Secondly, we cannot win a long term change to the system as a whole one by one. We need collective action for wider change. When pushed to the edge of society many increasingly come together to support each other despite the obstacles. If you have little you are more likely to rely on family, friends and your community for support and you support your family, friends and community. The working class and those suffering at the margins are largely not organised into ‘formal’ groups but they still holds informal community power and take collective action when needed. This the base to fight from.

Thirdly the collective memory of the fights of the 1970s and 1980s of social housing when it was new and when communities looked after each other is collective memory of what we need for our children and our children’s children. It is the inspiration for change. Working class families have this memory and tradition which our generation needs. This is inspiration for those struggling in homelessness, social housing and low income renters but also inspiring to those above who might feel they are more comfortable but still facing high rents and unstable housing, who fight consider themselves respectable but who need to fight like everyone else.
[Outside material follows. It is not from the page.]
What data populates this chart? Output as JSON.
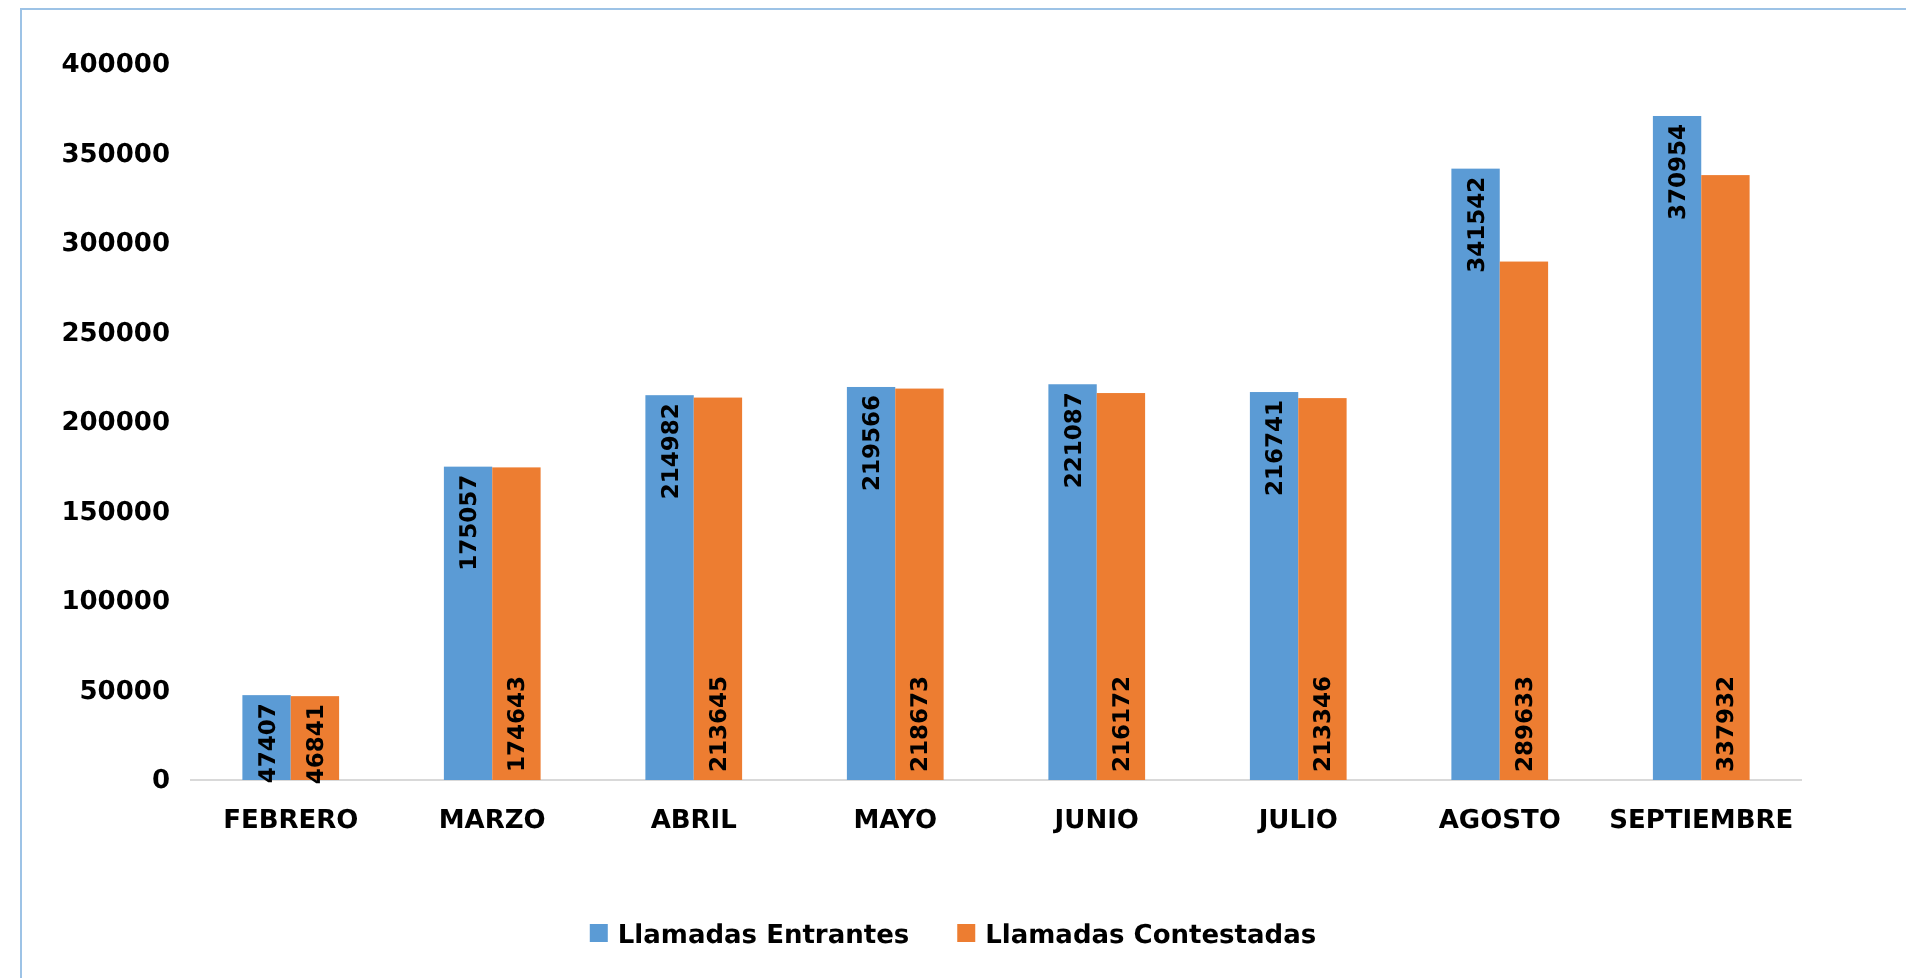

3) Room for supporter in the struggle

While those affected need to lead the fight back and those most at the fringe are those taking up the fight already there is room for allies. There are powerful forces who profit from housing, who profit from an insecure and unstable housing system and who build their lives and power on being a class above. They have considerable resources and the full force of the state behind them. Therefore supporters will be important. There are four groups of supporters in particular who can support those affected and combine with them in the struggle for change.
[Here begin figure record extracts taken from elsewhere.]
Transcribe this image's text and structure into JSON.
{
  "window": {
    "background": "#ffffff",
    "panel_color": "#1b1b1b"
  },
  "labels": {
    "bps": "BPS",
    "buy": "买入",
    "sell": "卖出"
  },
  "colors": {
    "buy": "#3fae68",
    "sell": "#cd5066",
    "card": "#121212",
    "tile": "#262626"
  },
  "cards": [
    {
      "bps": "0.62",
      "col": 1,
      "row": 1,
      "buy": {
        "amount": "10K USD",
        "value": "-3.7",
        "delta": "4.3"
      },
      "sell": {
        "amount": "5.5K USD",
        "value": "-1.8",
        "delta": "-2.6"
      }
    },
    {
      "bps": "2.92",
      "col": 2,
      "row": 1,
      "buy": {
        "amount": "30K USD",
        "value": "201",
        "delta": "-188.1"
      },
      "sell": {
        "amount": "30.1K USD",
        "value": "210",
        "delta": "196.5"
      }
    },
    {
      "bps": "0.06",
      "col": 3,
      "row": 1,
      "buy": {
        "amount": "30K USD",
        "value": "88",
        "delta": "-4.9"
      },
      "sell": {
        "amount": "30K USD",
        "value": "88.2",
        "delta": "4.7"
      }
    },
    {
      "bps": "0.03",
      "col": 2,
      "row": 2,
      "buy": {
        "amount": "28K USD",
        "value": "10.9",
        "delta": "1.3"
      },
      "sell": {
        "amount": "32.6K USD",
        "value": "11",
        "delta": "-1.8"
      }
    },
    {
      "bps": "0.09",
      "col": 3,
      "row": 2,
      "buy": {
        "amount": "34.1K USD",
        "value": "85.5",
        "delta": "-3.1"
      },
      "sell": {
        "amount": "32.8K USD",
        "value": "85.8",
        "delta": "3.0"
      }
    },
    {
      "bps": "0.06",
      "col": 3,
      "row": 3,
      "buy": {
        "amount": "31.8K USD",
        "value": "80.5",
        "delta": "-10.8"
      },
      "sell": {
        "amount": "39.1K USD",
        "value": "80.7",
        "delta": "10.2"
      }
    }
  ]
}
Firstly those who are not affected, who are secure in housing or employment but believe in decent housing for all. These people are important allies, both to support the struggle by those affected and to use their security to take risks that those affected may not be able to.

Secondly there are the left wing political forces. Left wing, socialist and in Ireland left Republican political forces set out their aim as a just and equal society which includes housing. These groups need to support those affected and their communities. They can also connect struggles, from racism and gender inequality which play out in housing to the wider push by the elite to privatise and enrich themselves across all areas.
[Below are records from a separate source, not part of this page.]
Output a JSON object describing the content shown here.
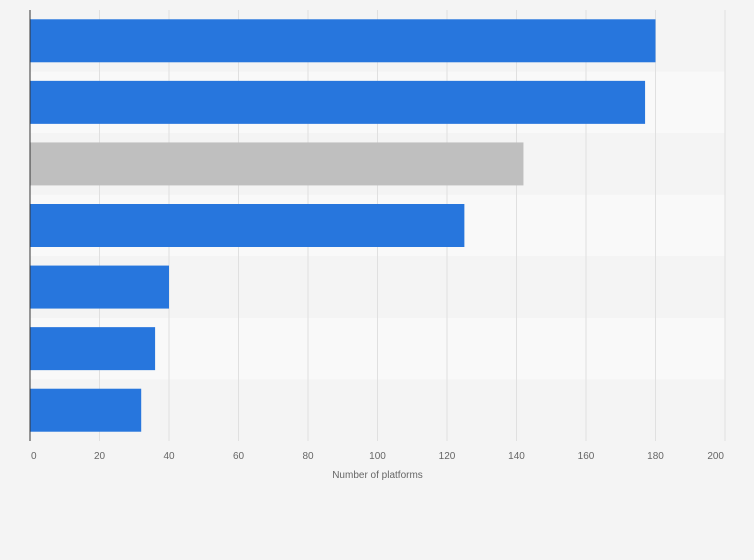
{
  "chart_data": {
    "type": "bar",
    "orientation": "horizontal",
    "categories": [
      "",
      "",
      "",
      "",
      "",
      "",
      ""
    ],
    "values": [
      180,
      177,
      142,
      125,
      40,
      36,
      32
    ],
    "colors": [
      "#2776dd",
      "#2776dd",
      "#bfbfbf",
      "#2776dd",
      "#2776dd",
      "#2776dd",
      "#2776dd"
    ],
    "xlabel": "Number of platforms",
    "ylabel": "",
    "xlim": [
      0,
      200
    ],
    "xticks": [
      0,
      20,
      40,
      60,
      80,
      100,
      120,
      140,
      160,
      180,
      200
    ],
    "grid": "vertical",
    "legend": "none"
  },
  "style": {
    "background": "#f4f4f4",
    "band_light": "#f9f9f9",
    "band_dark": "#f4f4f4",
    "grid_color": "#e0e0e0",
    "axis_color": "#333333",
    "primary_bar": "#2776dd",
    "highlight_bar": "#bfbfbf"
  }
}
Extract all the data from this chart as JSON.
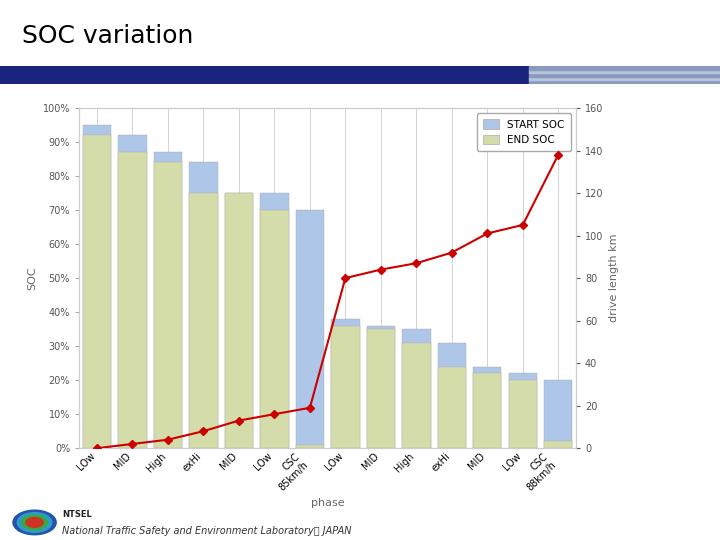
{
  "title": "SOC variation",
  "categories": [
    "LOw",
    "MID",
    "High",
    "exHi",
    "MID",
    "LOw",
    "CSC\n85km/h",
    "LOw",
    "MID",
    "High",
    "exHi",
    "MID",
    "LOw",
    "CSC\n88km/h"
  ],
  "start_soc": [
    95,
    92,
    87,
    84,
    75,
    75,
    70,
    38,
    36,
    35,
    31,
    24,
    22,
    20
  ],
  "end_soc": [
    92,
    87,
    84,
    75,
    75,
    70,
    1,
    36,
    35,
    31,
    24,
    22,
    20,
    2
  ],
  "drive_length_vals": [
    0,
    2,
    4,
    8,
    13,
    16,
    19,
    80,
    84,
    87,
    92,
    101,
    105,
    138
  ],
  "bar_width": 0.8,
  "start_color": "#aec6e8",
  "end_color": "#d4dca9",
  "line_color": "#cc0000",
  "ylabel_left": "SOC",
  "ylabel_right": "drive length km",
  "xlabel": "phase",
  "ylim_left": [
    0,
    1.0
  ],
  "ylim_right": [
    0,
    160
  ],
  "legend_labels": [
    "START SOC",
    "END SOC"
  ],
  "title_fontsize": 18,
  "axis_fontsize": 7,
  "label_fontsize": 8,
  "ntsel_text": "National Traffic Safety and Environment Laboratory， JAPAN"
}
Thirdly there are Trade Unions. Working conditions and housing are inseparable. A pay increase means nothing if rents go up, more job security means nothing if your rent goes up and homelessness blocks the ability to work full stop. If the aim of trade unions is decent pay and conditions they have to include housing in this, if the aim is further, the dismantling of capitalism itself and its replacement with the labour control then social housing is inseparable from that aim. Trade Unions also have the rich tradition of struggle, organising and disruptive tactics that their members need and the wider housing movement needs.

Finally other ‘progressive’ organisations. There are a whole range of think tanks, universities, charities and NGOs which play a problematic role in defending and protecting the private housing system. These structures need to break from their role and provide a space to both critique the inhumanity of the system but also provide space and resources for the voices of those affected.

Conclusion

The History of Housing is Ireland is of brutality, inequality, power for the rich and marginalisation of the poor. It is a system built on ownership that now aims to be centred on renting. It is a system that will continue to and will deepen chaos, instability and suffering for the majority.

We needs an alternative, the system needs to be replaced as a whole not tinkered with at the edges. We need a social housing system open to everyone, taking housing out of the market, providing security and fair rent and starting the challenge to class division itself. We will not be handed this, we need to fight for change. Those affected and those most at the fringe of the system can and will lead this fight back and will call broad sways of society to come out and support, the most common sense but radical of demand, a secure, stable home for all.